Introduction of new anticonvulsants, widespread use of serum anticonvulsant-level measurement, and availability of equipment for simultaneous video-electroencephalogram (EEG) monitoring have shown that not everyone who has seizures has epilepsy, even when other medical conditions have been excluded. Non-epileptic seizures, or pseudoseizures, occur in 20% of patients with conversion syndromes and can be difficult to diagnose and treat. Patients with pseudoseizures do not respond to anticonvulsants, may display paradoxical reactions to prescribed treatment regimens, and may develop abnormal neurological signs as a result of anticonvulsant toxicity. Both epileptic and non-epileptic patients may suffer pseudoseizures, which should be suspected when seizures, which should be suspected when seizure control is unpredictable or difficult, or when ictal or post-ictal EEGs are normal and psychopathology is present. Video-EEG monitoring is the "gold standard" of pseudoseizure diagnosis. A case history illustrates how difficult the clinical diagnosis can be, and how useful a normal post-ictal EEG can be when the etiology of a seizure disorder is obscure.

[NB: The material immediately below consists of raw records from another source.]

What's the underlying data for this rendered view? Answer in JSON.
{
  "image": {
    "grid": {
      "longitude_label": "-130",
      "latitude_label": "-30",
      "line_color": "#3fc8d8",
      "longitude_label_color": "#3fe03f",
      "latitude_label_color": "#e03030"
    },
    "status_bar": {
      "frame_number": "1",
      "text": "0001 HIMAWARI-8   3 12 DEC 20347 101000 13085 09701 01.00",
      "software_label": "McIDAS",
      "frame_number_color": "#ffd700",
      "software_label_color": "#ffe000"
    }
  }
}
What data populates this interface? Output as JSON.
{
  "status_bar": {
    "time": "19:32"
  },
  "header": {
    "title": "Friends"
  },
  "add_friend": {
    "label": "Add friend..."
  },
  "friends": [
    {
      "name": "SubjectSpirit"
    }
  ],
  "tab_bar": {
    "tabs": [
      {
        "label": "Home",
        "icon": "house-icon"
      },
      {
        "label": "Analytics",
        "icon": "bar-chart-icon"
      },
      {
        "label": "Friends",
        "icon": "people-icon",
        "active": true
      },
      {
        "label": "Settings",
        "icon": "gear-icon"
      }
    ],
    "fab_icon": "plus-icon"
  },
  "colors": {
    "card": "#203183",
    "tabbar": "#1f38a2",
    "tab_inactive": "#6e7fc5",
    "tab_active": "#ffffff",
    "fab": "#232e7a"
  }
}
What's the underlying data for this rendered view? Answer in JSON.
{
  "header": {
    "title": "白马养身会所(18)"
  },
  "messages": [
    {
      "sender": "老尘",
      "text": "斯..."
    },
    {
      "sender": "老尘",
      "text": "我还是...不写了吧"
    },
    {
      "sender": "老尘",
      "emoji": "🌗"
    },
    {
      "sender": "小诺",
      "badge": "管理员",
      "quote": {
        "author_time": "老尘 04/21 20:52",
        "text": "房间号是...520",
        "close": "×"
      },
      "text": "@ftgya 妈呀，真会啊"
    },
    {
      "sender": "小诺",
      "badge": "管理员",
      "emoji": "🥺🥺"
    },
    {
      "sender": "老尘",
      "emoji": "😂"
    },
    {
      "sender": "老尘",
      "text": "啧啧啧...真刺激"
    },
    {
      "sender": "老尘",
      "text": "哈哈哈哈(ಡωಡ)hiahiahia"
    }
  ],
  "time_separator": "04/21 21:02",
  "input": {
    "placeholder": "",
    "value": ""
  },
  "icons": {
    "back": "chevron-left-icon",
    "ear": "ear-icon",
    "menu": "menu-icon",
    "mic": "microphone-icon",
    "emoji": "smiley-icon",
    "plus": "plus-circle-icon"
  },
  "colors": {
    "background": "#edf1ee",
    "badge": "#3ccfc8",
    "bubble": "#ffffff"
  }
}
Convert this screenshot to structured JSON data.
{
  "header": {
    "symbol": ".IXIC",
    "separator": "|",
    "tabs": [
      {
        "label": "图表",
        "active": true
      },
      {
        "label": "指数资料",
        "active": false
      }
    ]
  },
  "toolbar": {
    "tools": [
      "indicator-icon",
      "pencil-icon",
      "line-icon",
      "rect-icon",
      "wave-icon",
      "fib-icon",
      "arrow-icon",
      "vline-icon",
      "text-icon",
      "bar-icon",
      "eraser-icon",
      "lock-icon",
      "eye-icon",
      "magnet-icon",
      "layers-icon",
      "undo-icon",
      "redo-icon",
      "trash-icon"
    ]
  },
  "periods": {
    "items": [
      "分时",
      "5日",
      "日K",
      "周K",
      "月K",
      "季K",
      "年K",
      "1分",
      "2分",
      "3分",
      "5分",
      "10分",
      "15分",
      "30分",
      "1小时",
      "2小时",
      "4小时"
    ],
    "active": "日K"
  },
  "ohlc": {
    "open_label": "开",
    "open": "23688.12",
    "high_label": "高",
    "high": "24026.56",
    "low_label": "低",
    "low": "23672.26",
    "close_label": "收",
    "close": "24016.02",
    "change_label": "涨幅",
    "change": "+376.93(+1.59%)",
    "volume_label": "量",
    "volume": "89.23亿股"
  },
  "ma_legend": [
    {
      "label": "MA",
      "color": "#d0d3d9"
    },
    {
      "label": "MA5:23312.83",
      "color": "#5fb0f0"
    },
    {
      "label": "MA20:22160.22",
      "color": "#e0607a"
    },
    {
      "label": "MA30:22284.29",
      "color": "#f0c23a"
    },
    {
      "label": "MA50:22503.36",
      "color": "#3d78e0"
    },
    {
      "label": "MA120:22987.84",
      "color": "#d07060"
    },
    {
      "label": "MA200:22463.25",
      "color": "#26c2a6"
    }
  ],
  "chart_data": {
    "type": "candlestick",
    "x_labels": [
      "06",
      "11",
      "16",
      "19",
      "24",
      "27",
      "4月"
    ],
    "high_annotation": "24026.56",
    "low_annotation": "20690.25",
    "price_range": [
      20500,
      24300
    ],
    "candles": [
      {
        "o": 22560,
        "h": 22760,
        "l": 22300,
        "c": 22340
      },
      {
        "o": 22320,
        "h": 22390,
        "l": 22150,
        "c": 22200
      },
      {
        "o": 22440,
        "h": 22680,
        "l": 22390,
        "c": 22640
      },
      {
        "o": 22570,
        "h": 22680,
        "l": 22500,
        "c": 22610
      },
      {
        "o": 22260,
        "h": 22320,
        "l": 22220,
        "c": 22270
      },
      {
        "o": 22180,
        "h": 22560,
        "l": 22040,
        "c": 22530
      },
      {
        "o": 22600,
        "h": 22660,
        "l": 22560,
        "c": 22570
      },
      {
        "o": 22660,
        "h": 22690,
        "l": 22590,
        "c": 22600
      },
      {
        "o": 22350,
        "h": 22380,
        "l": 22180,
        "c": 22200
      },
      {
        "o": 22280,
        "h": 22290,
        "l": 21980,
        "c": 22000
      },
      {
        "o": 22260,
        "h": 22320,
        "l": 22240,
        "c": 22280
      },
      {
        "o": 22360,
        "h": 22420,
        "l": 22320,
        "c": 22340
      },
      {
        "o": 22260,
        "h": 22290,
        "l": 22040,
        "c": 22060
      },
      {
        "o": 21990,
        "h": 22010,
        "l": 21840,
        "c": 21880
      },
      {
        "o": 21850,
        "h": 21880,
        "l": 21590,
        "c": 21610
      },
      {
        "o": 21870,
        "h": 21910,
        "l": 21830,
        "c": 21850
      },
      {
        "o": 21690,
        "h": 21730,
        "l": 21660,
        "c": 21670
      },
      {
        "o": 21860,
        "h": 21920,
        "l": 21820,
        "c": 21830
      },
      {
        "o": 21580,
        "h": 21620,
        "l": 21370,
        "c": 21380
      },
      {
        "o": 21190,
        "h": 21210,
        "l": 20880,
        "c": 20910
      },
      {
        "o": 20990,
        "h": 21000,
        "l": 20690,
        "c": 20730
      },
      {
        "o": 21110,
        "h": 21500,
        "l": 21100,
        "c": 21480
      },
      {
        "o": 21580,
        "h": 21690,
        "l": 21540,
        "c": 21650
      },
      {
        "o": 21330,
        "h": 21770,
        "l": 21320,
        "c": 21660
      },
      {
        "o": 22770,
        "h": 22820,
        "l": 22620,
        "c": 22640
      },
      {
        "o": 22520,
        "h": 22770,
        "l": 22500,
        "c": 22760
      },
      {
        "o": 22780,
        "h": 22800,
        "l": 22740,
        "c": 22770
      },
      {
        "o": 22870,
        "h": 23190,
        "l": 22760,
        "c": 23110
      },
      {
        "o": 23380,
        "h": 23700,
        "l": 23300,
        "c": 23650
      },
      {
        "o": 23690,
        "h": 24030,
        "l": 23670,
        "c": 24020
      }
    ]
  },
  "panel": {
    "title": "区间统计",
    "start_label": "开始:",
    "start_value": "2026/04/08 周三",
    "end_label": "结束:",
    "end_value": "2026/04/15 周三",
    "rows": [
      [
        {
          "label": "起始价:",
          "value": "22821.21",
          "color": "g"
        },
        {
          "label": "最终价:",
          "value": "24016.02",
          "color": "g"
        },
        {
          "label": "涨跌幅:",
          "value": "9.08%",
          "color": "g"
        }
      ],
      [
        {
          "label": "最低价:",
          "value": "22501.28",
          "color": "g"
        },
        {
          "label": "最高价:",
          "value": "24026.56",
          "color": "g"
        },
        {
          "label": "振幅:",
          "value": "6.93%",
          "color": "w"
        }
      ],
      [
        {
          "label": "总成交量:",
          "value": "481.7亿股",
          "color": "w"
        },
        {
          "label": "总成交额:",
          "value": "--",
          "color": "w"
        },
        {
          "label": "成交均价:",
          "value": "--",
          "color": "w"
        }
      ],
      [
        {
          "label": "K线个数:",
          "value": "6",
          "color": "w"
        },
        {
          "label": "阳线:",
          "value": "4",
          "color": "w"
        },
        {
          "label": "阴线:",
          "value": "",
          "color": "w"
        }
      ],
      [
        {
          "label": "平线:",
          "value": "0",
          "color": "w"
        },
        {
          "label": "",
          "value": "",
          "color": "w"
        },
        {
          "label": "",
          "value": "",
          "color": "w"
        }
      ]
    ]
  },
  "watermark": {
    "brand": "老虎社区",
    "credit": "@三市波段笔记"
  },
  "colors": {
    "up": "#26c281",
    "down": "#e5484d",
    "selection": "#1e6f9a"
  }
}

介绍新的抗癫痫药物、血清抗癫痫药物水平检测的广泛应用以及同时进行视频-脑电图(EEG)监测设备的可用性表明,即使排除了其他医疗条件,并非所有患有癫痫发作的人都患有癫痫。非癫痫性发作,或假性发作,在转换综合征患者中发生的比例为 20%,且诊断和治疗可能较为困难。假性发作患者对抗癫痫药物无反应,可能对规定的治疗方案出现矛盾反应,并可能因抗癫痫药物毒性而出现异常神经体征。癫痫性和非癫痫性患者均可发生假性发作,当癫痫发作难以控制或控制不佳,或发作期和发作后 EEG 正常而存在精神病理学表现时,应怀疑假性发作。视频-脑电图监测是假性发作诊断的“金标准”。一个病例说明了临床诊断可能有多么困难,以及当癫痫发作的病因不明确时,正常的发作后 EEG 是多么有用。